Happening is a deceptively quiet punch to the gut. Much like its focused, determined protagonist Anne (Anamaria Vartolomei), Audrey Diwan’s film moves with a forceful urgency, free of distracting histrionics or preaching. It’s a lean drama about a young woman seeking an abortion in 1960s France, but every scene feels as if it could take place today, especially in the wake of the United States Supreme Court’s overturning of the Roe vs. Wade decision. Anne’s story should be viewed by all, regardless of their beliefs regarding the issues at hand, as it deftly steers clear of didacticism and asks audiences to enter this young woman’s experience on a far more visceral and spiritual level than is often found on screen.

Anne (Anamaria Vartolomei) learns she is pregnant.
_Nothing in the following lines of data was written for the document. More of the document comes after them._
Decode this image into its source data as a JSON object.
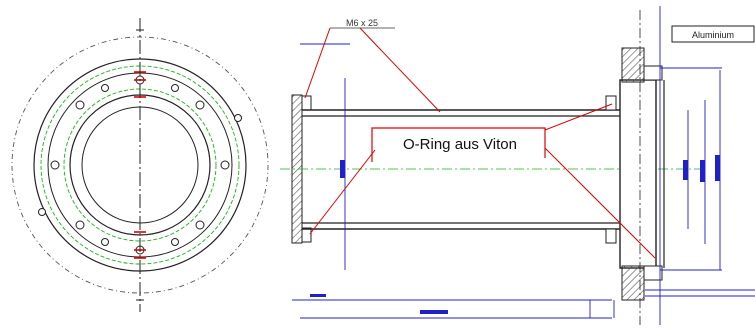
{
  "drawing": {
    "callout_label": "O-Ring aus Viton",
    "top_annotation": "M6 x 25",
    "material_box": "Aluminium",
    "colors": {
      "line": "#1a1a1a",
      "dim_blue": "#2020c8",
      "leader_red": "#e00000",
      "center_green": "#19b319",
      "hatch": "#555555"
    }
  }
}
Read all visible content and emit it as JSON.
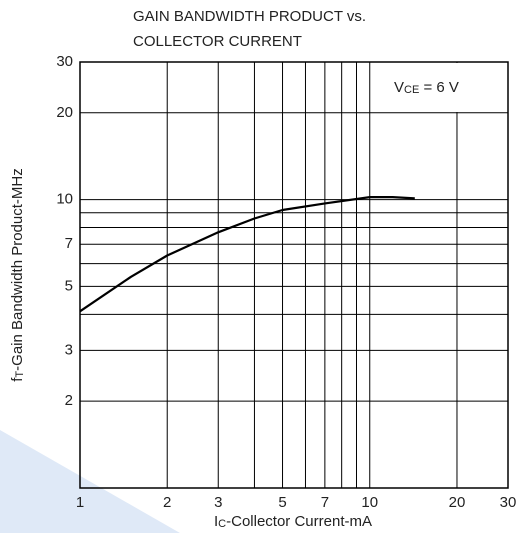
{
  "chart_data": {
    "type": "line",
    "title": [
      "GAIN BANDWIDTH PRODUCT vs.",
      "COLLECTOR CURRENT"
    ],
    "x_label": [
      "I",
      "C",
      "-Collector Current-mA"
    ],
    "y_label": [
      "f",
      "T",
      "-Gain Bandwidth Product-MHz"
    ],
    "annotation": [
      "V",
      "CE",
      " = 6 V"
    ],
    "log_x": true,
    "log_y": true,
    "grid": true,
    "xlim": [
      1,
      30
    ],
    "ylim": [
      1,
      30
    ],
    "xticks": [
      1,
      2,
      3,
      5,
      7,
      10,
      20,
      30
    ],
    "yticks": [
      2,
      3,
      5,
      7,
      10,
      20,
      30
    ],
    "xgrid": [
      2,
      3,
      4,
      5,
      6,
      7,
      8,
      9,
      10,
      20
    ],
    "ygrid": [
      2,
      3,
      4,
      5,
      6,
      7,
      8,
      9,
      10,
      20
    ],
    "series": [
      {
        "color": "#000000",
        "x": [
          1,
          1.5,
          2,
          3,
          4,
          5,
          7,
          10,
          12,
          14.3
        ],
        "values": [
          4.1,
          5.4,
          6.4,
          7.7,
          8.6,
          9.2,
          9.7,
          10.2,
          10.2,
          10.1
        ]
      }
    ]
  }
}
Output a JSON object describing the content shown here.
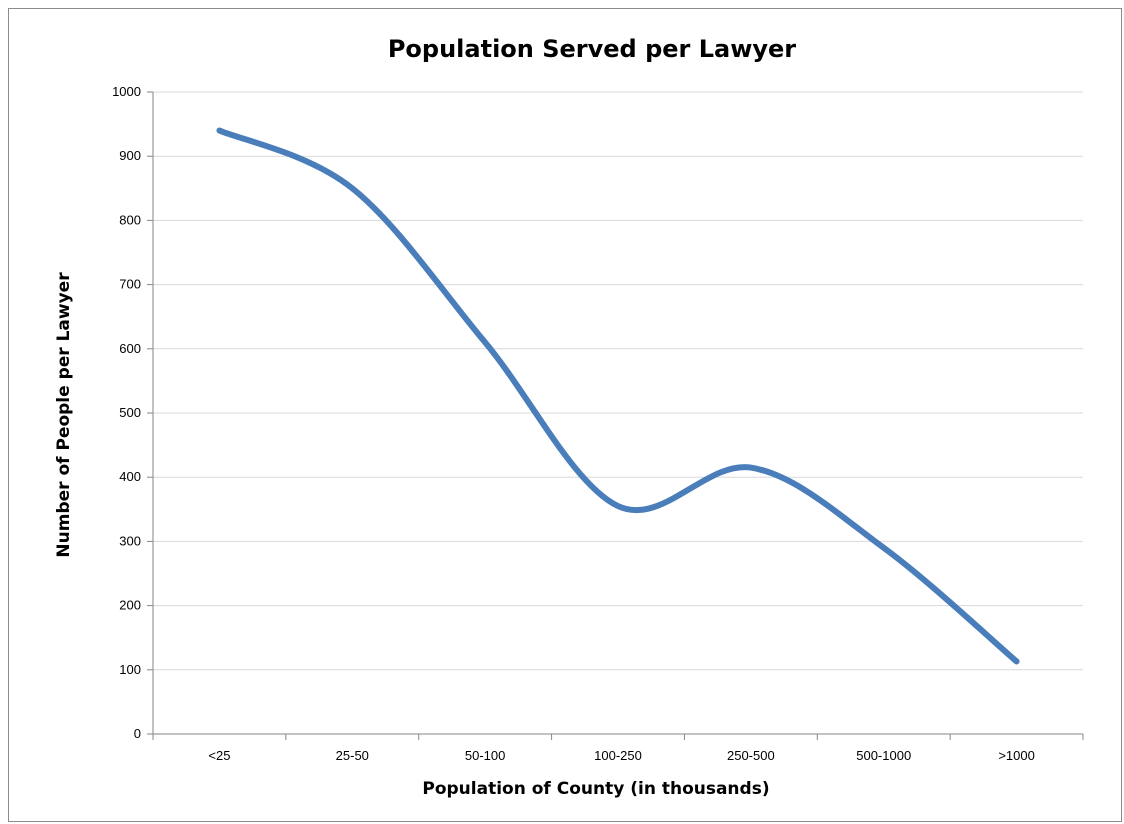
{
  "chart_data": {
    "type": "line",
    "title": "Population Served per Lawyer",
    "xlabel": "Population of County (in thousands)",
    "ylabel": "Number of People per Lawyer",
    "categories": [
      "<25",
      "25-50",
      "50-100",
      "100-250",
      "250-500",
      "500-1000",
      ">1000"
    ],
    "series": [
      {
        "values": [
          940,
          850,
          610,
          355,
          415,
          290,
          113
        ]
      }
    ],
    "ylim": [
      0,
      1000
    ],
    "yticks": [
      "0",
      "100",
      "200",
      "300",
      "400",
      "500",
      "600",
      "700",
      "800",
      "900",
      "1000"
    ],
    "smooth": true,
    "grid": true,
    "legend": "none",
    "colors": {
      "series": "#4a7ebb",
      "grid": "#d9d9d9",
      "axis": "#868686"
    }
  }
}
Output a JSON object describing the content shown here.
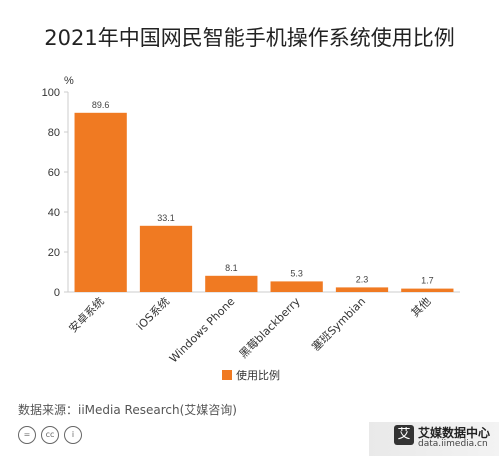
{
  "chart_data": {
    "type": "bar",
    "title": "2021年中国网民智能手机操作系统使用比例",
    "ylabel": "%",
    "ylim": [
      0,
      100
    ],
    "yticks": [
      0,
      20,
      40,
      60,
      80,
      100
    ],
    "categories": [
      "安卓系统",
      "iOS系统",
      "Windows Phone",
      "黑莓blackberry",
      "塞班Symbian",
      "其他"
    ],
    "series": [
      {
        "name": "使用比例",
        "values": [
          89.6,
          33.1,
          8.1,
          5.3,
          2.3,
          1.7
        ],
        "color": "#f07a22"
      }
    ],
    "value_labels": [
      "89.6",
      "33.1",
      "8.1",
      "5.3",
      "2.3",
      "1.7"
    ],
    "legend": "bottom-center",
    "grid": false
  },
  "source": "数据来源：iiMedia Research(艾媒咨询)",
  "brand": {
    "name": "艾媒数据中心",
    "url": "data.iimedia.cn",
    "logo": "艾"
  },
  "colors": {
    "bar": "#f07a22",
    "axis": "#cccccc"
  }
}
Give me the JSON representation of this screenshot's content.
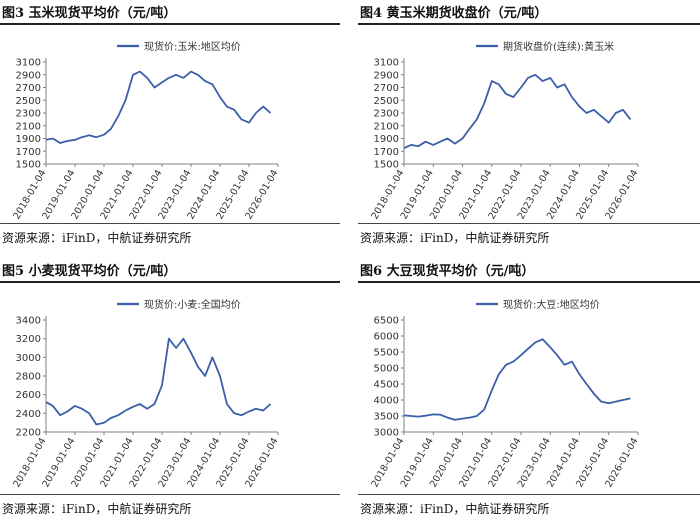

Anne is first introduced as a young student whose future promises to be bright. She’s admired by professors and popular with classmates. But when a missed period sends her to a doctor who informs her that she is pregnant, Anne and the film kick into a disarmingly propulsive pace as she moves to put an end to the unwanted problem at a time when abortion was illegal in France. She is met, at nearly every turn, with dismissal and degradation, from doctors, from friends, from those who know her and those who couldn’t care less about her, but she remains determined to free herself, even at the risk of imprisonment or death.

This search for an illegal abortion takes up all of Happening’s running time and the mood grows increasingly like that of a thriller. Diwan and co-writer Marcia Romano adapted the screenplay from a semi-autobiographical novel by Annie Ernaux and these real-life roots add to the verité style and suspense. The unvarnished approach is less about teaching the audience a lesson and more about inviting all to absorb the on-the-ground agony that Anne is forced to weather as she navigates an increasingly alienating environment. Each step of the way brings her into contact with a society that wants to simultaneously punish and ignore her. Compassion seems a foreign concept to even Anne’s closest companions.

Anne and her friends

Happening is not easy viewing. It focuses on Anne’s experiences in ways that can be felt somatically and this intensity, especially when she secures a meeting with an abortion provider, will trigger many viewers. But, even in its most difficult scenes, Happening’s sensitivity to the self-possessed choices of its main character is apparent. This is not sensationalism or propaganda; this is film as faithful support for bodily autonomy and individual choice.

On its own, the story is a fascinating period character study, offering an uncommonly raw rendering of Anne’s complicated coming of age in a long-ago era. But with the added layer of recent real-life rollbacks of reproductive rights, Happening becomes an affectingly immediate exhortation. Even its title adds to the emphatic insistence; it can be read as a noun or, more appropriately, as a desperate verb. Stories like Anne’s not only happened long ago; they are happening and will continue to happen, more and more, in more and more places, especially if access to abortion is pushed back into the shadows. Happening asks its viewers to not only consider a walk in Anne’s historical shoes but to explore who they will need to be in a future world that seems to be moving backwards.